We saw evidence of improved personalisation in people’s care plans, however they still lacked detailed information and were not specific to people’s needs which put them at risk of receiving unsafe or inappropriate care. We were not assured they reflected people’s wishes and how they wanted to be cared for.

Records showed that people were not always involved in making decisions about their care and the support they received, when they were able to do so.

Systems to record and investigate complaints, incidents, accidents and serious events had been introduced however such events were not always recorded, followed up or resolved before being signed off by managers. Information was not used as an opportunity to learn and improve the service.

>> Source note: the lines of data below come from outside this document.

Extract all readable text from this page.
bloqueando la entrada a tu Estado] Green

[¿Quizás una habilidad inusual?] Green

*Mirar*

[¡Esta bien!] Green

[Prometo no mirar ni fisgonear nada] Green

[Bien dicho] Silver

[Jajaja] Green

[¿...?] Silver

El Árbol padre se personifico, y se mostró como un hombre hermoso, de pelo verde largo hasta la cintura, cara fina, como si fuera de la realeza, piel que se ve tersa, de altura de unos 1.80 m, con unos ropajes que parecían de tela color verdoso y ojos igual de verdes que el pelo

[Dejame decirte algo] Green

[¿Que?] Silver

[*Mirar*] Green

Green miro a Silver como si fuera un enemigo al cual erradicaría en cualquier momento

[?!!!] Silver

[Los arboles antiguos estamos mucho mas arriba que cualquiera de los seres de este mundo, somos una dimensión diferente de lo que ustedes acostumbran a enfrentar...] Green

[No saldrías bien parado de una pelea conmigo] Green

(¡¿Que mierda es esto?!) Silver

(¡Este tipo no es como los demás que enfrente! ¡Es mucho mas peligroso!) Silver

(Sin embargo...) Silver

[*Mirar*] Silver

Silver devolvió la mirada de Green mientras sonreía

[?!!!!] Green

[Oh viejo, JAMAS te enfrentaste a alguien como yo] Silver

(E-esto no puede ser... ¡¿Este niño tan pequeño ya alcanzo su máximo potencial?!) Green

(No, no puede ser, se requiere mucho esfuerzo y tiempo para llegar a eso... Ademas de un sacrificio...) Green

Quality monitoring systems that had been introduced did not identify or address shortfalls in the operation of the service. Shortfalls identified at our last inspection had not been satisfactorily addressed by the management team.

The action plan that was submitted to us by the provider had not been followed through effectively to improve the service. It was not clear if all staff had access to the plan to work towards achieving the outcomes highlighted.

The provider continued to not meet their legal obligations to notify the CQC about serious incidents and allegations of abuse.

We found continued breaches of regulations in relation to consent, safe care and treatment, safeguarding service users from abuse and improper treatment, receiving and acting on complaints, good governance, staffing, fit and proper persons employed and notifiable incidents. Full information about CQC's regulatory response to any concerns found during inspections is added to reports after any representations and appeals have been concluded.

The overall rating for this service is 'Inadequate' and the service therefore remains in 'special measures'.

The service was kept under review and we have found that not enough improvement was made. Therefore we are now considering what action we will take in line with our enforcement procedures to begin the process of preventing the provider from operating this service.

For adult social care services the maximum time for being in special measures will usually be no more than 12 months. If the service has demonstrated improvements when we inspect it and it is no longer rated as inadequate it will no longer be in Special Measures.